Figure 3.

Neuroprotective effect of PA-C pre-treatment following peroxide-induced cytotoxicity in iPSC-NSC. (A). Effect of PA-C pre-treatment (5, 10, 12.5, 15, 17.5, and 20 µM) on iPSC-NSC viability following a 24 h incubation with 75 µM H₂O₂. MTS viability values represented as a percentage of vehicle-treated control cells. Data expressed as mean ± S.E.M. of three independent experiments determined by one-way ANOVA multiple comparison tests (*** p < 0.0001 vs. Control; ## p < 0.01 as indicated). (B). Representative bright-field images of iPSC-NSC morphology after PA-C pre-treatment and H₂O₂ treatment (scale bar = 150 µm). (C).
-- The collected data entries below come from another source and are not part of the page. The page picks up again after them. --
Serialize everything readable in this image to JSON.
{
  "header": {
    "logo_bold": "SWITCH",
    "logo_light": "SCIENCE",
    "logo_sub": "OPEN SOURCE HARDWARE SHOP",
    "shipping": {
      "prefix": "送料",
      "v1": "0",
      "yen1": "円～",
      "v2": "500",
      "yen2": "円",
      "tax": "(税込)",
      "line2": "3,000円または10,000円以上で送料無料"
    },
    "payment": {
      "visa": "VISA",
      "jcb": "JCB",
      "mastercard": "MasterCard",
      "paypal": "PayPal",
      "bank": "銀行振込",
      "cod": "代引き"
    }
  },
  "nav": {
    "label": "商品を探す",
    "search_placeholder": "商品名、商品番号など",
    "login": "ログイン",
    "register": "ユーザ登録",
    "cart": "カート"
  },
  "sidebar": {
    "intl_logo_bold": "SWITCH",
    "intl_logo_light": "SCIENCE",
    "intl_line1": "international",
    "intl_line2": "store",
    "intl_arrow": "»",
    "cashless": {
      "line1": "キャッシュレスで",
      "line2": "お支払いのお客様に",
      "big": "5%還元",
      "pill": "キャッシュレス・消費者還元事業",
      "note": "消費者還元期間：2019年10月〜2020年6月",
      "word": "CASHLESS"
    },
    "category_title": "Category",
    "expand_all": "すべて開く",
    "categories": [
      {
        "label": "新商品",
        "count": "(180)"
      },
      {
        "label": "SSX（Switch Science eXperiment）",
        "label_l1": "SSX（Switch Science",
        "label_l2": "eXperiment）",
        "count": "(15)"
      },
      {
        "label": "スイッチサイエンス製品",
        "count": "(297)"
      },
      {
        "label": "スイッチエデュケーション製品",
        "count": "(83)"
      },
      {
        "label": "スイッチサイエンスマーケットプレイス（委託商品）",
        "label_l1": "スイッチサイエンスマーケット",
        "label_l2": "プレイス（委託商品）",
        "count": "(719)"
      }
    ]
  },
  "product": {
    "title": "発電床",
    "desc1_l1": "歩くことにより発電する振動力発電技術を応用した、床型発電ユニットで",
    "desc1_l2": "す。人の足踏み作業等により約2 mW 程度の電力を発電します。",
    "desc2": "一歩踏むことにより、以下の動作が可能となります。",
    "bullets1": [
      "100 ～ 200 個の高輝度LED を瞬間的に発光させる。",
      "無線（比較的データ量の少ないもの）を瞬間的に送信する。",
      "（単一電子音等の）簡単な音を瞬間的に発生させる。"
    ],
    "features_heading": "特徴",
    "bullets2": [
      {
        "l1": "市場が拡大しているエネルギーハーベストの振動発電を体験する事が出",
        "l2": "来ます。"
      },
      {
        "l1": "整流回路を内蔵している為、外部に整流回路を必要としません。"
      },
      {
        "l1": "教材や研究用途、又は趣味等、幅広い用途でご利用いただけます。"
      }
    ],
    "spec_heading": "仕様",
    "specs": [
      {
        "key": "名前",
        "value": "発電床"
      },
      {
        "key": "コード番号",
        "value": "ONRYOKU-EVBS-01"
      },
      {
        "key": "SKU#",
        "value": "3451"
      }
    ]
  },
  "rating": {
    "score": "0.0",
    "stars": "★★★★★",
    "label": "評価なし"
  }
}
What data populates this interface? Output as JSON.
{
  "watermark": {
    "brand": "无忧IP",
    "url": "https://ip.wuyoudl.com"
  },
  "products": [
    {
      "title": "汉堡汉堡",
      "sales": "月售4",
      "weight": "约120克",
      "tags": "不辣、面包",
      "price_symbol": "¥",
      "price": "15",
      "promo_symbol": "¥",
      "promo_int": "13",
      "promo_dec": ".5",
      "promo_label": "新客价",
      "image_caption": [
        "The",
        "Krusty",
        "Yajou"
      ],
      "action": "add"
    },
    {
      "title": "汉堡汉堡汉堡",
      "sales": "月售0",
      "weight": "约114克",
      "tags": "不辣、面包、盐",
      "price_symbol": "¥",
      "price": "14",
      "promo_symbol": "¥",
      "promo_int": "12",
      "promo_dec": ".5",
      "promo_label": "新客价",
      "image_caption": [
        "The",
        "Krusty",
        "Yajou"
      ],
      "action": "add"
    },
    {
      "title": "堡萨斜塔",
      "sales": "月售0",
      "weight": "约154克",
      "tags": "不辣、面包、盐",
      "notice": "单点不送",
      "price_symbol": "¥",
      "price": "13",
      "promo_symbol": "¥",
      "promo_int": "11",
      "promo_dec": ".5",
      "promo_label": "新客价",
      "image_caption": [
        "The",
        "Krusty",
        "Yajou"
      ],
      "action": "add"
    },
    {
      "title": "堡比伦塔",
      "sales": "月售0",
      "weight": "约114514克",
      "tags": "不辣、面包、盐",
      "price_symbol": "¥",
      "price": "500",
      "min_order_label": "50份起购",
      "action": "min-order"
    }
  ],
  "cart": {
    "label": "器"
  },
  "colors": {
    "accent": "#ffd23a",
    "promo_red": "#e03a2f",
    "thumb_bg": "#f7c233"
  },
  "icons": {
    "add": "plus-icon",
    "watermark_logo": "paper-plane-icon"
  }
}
Representative immunofluorescence staining of β-III-Tubulin (green), GFAP (red), and DAPI (blue) of iPSC-NSC pre-treated for 30 min with 10 µM PA-C and then incubated with 75 µM H₂O₂ for 24 h. Scale bar = 150 µm. (D). Quantitative analysis of the ratio of β-III-Tubulin cells and GFAP cells shown as a percentage of total DAPI from immunostaining. Data expressed as mean ± S.E.M. from three independent experiments as determined by one-way ANOVA with Tukey’s multiple comparison test (*** p < 0.001 vs. Control; ### p < 0.001 as indicated).